Drug pricing is unrelated to physician fee schedule.
You charge whatever the market can bear if you are doing cash only.
These are separate issues. Most people matching into ortho or derm don't want to be researchers, but they still gun for as many publications and best board score as possible. You also always develop a narrative so that you can get into the best academic institution possible. Academic institutions KNOW this, and are FINE with it. They need cheap labor at earlier career stages, and you fill the need. You need their brand. Do whatever it takes to get into the best program, and THEN your options get much broader afterward. If you want to maximize your freedom later I would buckle down and play the game early. If you really are craving running a business, I would just start a business now (i.e. do some real estate investing, etc). If you are really interested in practice management and policy, issues relating to reimbursement and patient flow etc, there are legit implementation science research you can be engaged in and would develop credentials for a "top" academic program.
Once you are in a top program, your career options expand in several ways. One is obviously academic/research career, which pays little but has other rewards. Second is a managerial ("administrative") career, which requires stepwise movement institutionally, with some shortcuts (i.e. specific management training, etc). Think of this as climbing the corporate ladder. This is also relevant if you want a senior policy job in the public sector. Third is "solo cash" or partnership track at a lucrative small group practice. Think of this as running any kind of boutiquey small business--branding is very important (though not in and of itself sufficient), and wealthier clients look for relevant brands. In terms of mid career transitions option 1 <---> option 2 tend to have overlap, both option 1/2 --> 3 but 3 rarely go back to 2 or 1, because 3 makes on average the most money and has the best lifestyle, but 1 and 2 are considered more prestigious. These jobs are not as accessible if you don't start out at a "top" program.
3 is very hard to do in general IM (and very few other specialties), relating to 1) psych has lower overhead, 2) logistically no advantage of picking a hospital vs. solo practice of physicians who trained at a reputable institution (i.e. the economy of scale is not as obvious)--don't need a scrub nurse, fluoroscopy suite etc. Other high paying specialties are totally different models mainly having to do with high reimbursement of procedures. Interventional rads has sky high overhead, but right now their facility fee and reimbursement rates are sky high also. These are issues to think about because these specialties are much more tethered to global reimbursement negotiations and will be more affected by systemic changes.
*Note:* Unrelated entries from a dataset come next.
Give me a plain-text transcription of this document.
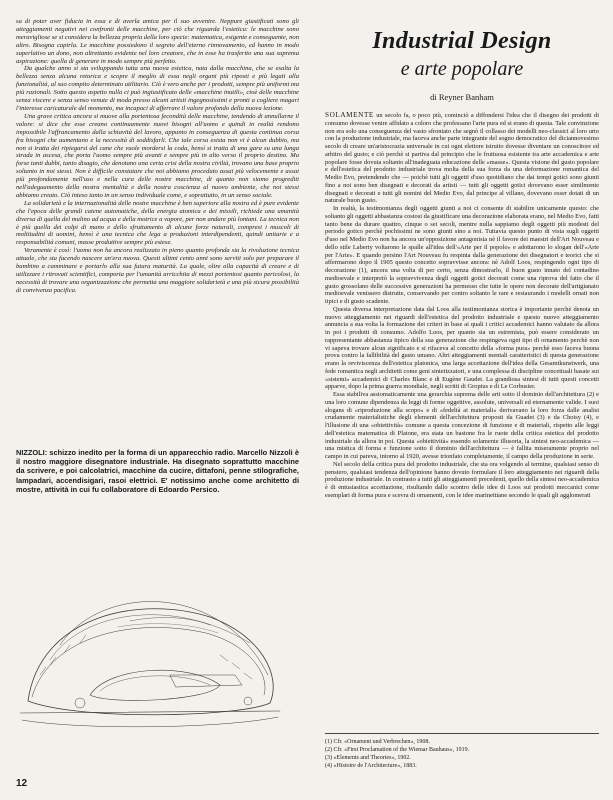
sa di poter aver fiducia in essa e di averla amica per il suo avvenire. Neppure giustificati sono gli atteggiamenti negativi nei confronti delle macchine, per ciò che riguarda l'estetica: le macchine sono meravigliose se si considera la bellezza propria della loro specie: matematica, esigente e conseguente, non altro. Bisogna capirla. Le macchine possiedono il segreto dell'eterno rinnovamento, ed hanno in modo superlativo un dono, non altrettanto evidente nel loro creatore, che in esse ha trasferito una sua suprema aspirazione: quella di generare in modo sempre più perfetto.

Da qualche anno si sta sviluppando tutta una nuova estetica, nata dalla macchina, che se esalta la bellezza senza alcuna retorica e scopre il meglio di essa negli organi più riposti e più legati alla funzionalità, al suo compito determinato utilitario. Ciò è vero anche per i prodotti, sempre più uniformi ma più razionali. Sotto questo aspetto nulla ci può ingiustificato delle «macchine inutili», cioè delle macchine senza viscere e senza senso venute di moda presso alcuni artisti ingegnosissimi e pronti a cogliere magari l'interesse caricaturale del momento, ma incapaci di afferrare il valore profondo della nuova lezione.

Una grave critica ancora si muove alla portentosa fecondità delle macchine, tendendo di annullarne il valore: si dice che esse creano continuamente nuovi bisogni all'uomo e quindi in realtà rendono impossibile l'affrancamento dalla schiavitù del lavoro, appunto in conseguenza di questa continua corsa fra bisogni che aumentano e la necessità di soddisfarli. Che tale corsa esista non vi è alcun dubbio, ma non si tratta dei ripiegarsi del cane che vuole mordersi la coda, bensì si tratta di una gara su una lunga strada in ascesa, che porta l'uomo sempre più avanti e sempre più in alto verso il proprio destino. Ma forse tanti dubbi, tanto disagio, che denotano una certa crisi della nostra civiltà, trovano una base proprio soltanto in noi stessi. Non è difficile constatare che noi abbiamo proceduto assai più velocemente e assai più profondamente nell'uso e nella cura delle nostre macchine, di quanto non siamo progrediti nell'adeguamento della nostra mentalità e della nostra coscienza al nuovo ambiente, che noi stessi abbiamo creato. Ciò inteso tanto in un senso individuale come, e soprattutto, in un senso sociale.

La solidarietà e la internazionalità delle nostre macchine è ben superiore alla nostra ed è pure evidente che l'epoca delle grandi catene automatiche, della energia atomica e dei missili, richiede una umanità diversa di quella del mulino ad acqua e della motrice a vapore, per non andare più lontani. La tecnica non è più quella dei colpi di mano e dello sfruttamento di alcune forze naturali, compresi i muscoli di moltitudini di uomini, bensì è una tecnica che lega a produzioni interdipendenti, quindi unitarie e a responsabilità comuni, masse produttive sempre più estese.

Veramente è così: l'uomo non ha ancora realizzato in pieno quanto profonda sia la rivoluzione tecnica attuale, che sta facendo nascere un'era nuova. Questi ultimi cento anni sono serviti solo per preparare il bambino a camminare e portarlo alla sua futura maturità. La quale, oltre alla capacità di creare e di utilizzare i ritrovati scientifici, comporta per l'umanità arricchita di mezzi portentosi quanto pericolosi, la necessità di trovare una organizzazione che permetta una maggiore solidarietà e una più sicura possibilità di convivenza pacifica.

NIZZOLI: schizzo inedito per la forma di un apparecchio radio. Marcello Nizzoli è il nostro maggiore disegnatore industriale. Ha disegnato soprattutto macchine da scrivere, e poi calcolatrici, macchine da cucire, dittafoni, penne stilografiche, lampadari, accendisigari, rasoi elettrici. E' notissimo anche come architetto di mostre, attività in cui fu collaboratore di Edoardo Persico.
12
Industrial Design
e arte popolare
di Reyner Banham

SOLAMENTE un secolo fa, o poco più, cominciò a diffondersi l'idea che il disegno dei prodotti di consumo dovesse venire affidato a coloro che professano l'arte pura ed si erano di questa. Tale convinzione non era solo una conseguenza del vasto sfrontato che segnò il collasso dei modelli neo-classici al loro urto con la produzione industriale, ma faceva anche parte integrante del sogno democratico del diciannovesimo secolo di creare un'aristocrazia universale in cui ogni elettore istruito dovesse diventare un conoscitore ed arbitro del gusto; e ciò perchè si partiva dal principio che le fruttuosa esistente tra arte accademica e arte popolare fosse dovuta soltanto all'inadeguata educazione delle «masse». Questa visione del gusto popolare e dell'estetica del prodotto industriale trova molta della sua forza da una deformazione romantica del Medio Evo, pretendendo che — poichè tutti gli oggetti d'uso quotidiano che dai tempi gotici sono giunti fino a noi sono ben disegnati e decorati da artisti — tutti gli oggetti gotici dovevano esser similmente disegnati e decorati e tutti gli nomini del Medio Evo, dal principe al villano, dovevano esser dotati di un naturale buon gusto.

In realtà, la testimonianza degli oggetti giunti a noi ci consente di stabilire unicamente questo: che soltanto gli oggetti abbastanza costosi da giustificare una decorazione elaborata erano, nel Medio Evo, fatti tanto bene da durare quattro, cinque o sei secoli, mentre nulla sappiamo degli oggetti più modesti del periodo gotico perchè pochissimi ne sono giunti sino a noi. Tuttavia questo punto di vista sugli oggetti d'uso nel Medio Evo non ha ancora un'opposizione antagonista nè il favore dei maestri dell'Art Nouveau e dello stile Laberty voltarono le spalle all'idea dell'«Arte per il popolo» e adottarono lo slogan dell'«Arte per l'Arte». E quando persino l'Art Nouveau fu respinta dalla generazione dei disegnatori e teorici che si affermarono dopo il 1905 questo concetto sopravvisse ancora: nè Adolf Loos, respingendo ogni tipo di decorazione (1), ancora una volta di per certo, senza dimostrarlo, il buon gusto innato del contadino medioevale e interpretò la sopravvivenza degli oggetti gotici decorati come una riprova del fatto che il gusto grossolano delle successive generazioni ha permesso che tutte le opere non decorate dell'artigianato medioevale venissero distrutte, conservando per contro soltanto le rare e restaurando i modelli ornati non tipici e di gusto scadente.

Questa diversa interpretazione data dal Loos alla testimonianza storica è importante perchè denota un nuovo atteggiamento nei riguardi dell'estetica del prodotto industriale e questo nuovo atteggiamento annuncia a sua volta la formazione dei criteri in base ai quali i critici accademici hanno valutato da allora in poi i prodotti di consumo. Adolfo Loos, per quanto sia un estremista, può essere considerato un rappresentante abbastanza tipico della sua generazione che respingeva ogni tipo di ornamento perchè non vi sapeva trovare alcun significato e si rifaceva al concetto della «forma pura» perchè esso faceva buona prova contro la fallibilità del gusto umano. Altri atteggiamenti mentali caratteristici di questa generazione erano la reviviscenza dell'estetica platonica, una larga accettazione dell'idea della Gesamtkunstwerk, una fede romantica negli architetti come geni sintetizzatori, e una complessa di discipline concettuali basate sui «sistemi» accademici di Charles Blanc e di Eugène Gaudet. La grandiosa sintesi di tutti questi concetti apparve, dopo la prima guerra mondiale, negli scritti di Gropius e di Le Corbusier.

Essa stabiliva assiomaticamente una gerarchia suprema delle arti sotto il dominio dell'architettura (2) e una loro comune dipendenza da leggi di forme oggettive, assolute, universali ed eternamente valide. I suoi slogans di «riproduzione alla scopo» e di «fedeltà ai materiali» derivavano la loro forza dalle analisi crudamente materialistiche degli elementi dell'architettura proposti da Guadet (3) e da Choisy (4), e l'illusione di una «obiettività» comune a questa concezione di funzione e di materiali, rispetto alle leggi dell'estetica matematica di Platone, era stata un bastone fra le ruote della critica estetica del prodotto industriale da allora in poi. Questa «obiettività» essendo solamente illusoria, la sintesi neo-accademica — una mistica di forma e funzione sotto il dominio dell'architettura — è fallita miseramente proprio nel campo in cui pareva, intorno al 1920, avesse trionfato completamente, il campo della produzione in serie.

Nel secolo della critica pura del prodotto industriale, che sta ora volgendo al termine, qualsiasi senso di pensiero, qualsiasi tendenza dell'opinione hanno dovuto formulare il loro atteggiamento nei riguardi della produzione industriale. In contrasto a tutti gli atteggiamenti precedenti, quello della sintesi neo-accademica è di entusiastica accettazione, risultando dallo scontro delle idee di Loos sui prodotti meccanici come esemplari di forma pura e scevra di ornamenti, con le idee marinettiane secondo le quali gli agglomerati

(1) Cfr. «Ornament und Verbrechen», 1908.
(2) Cfr. «First Proclamation of the Wiemar Bauhaus», 1919.
(3) «Elements and Theories», 1902.
(4) «Histoire de l'Architecture», 1883.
In psychiatry there are also decent public staff jobs (i.e. a suburban VA that's mostly reasonably good patients that has a very high salary), but they are rare and would typically they also attract top graduates through word of mouth. Good subspecialty staff jobs (say medical director at a private rehab facility or wealthy adolescent day program, that type of job) also tend to attract top graduates. A very common arrangement in psych is part time public/facility based job (even shift based), with benefits, and part time private practice. These kinds of flexible things are hard to do in IM/procedural specialties. As a MS I would not worry about these practice management nuances, since once you start residency what's materially more interesting (i.e. inpt vs. outpt vs ER vs. IOP vs. various subspecialties etc) to you would become very obvious.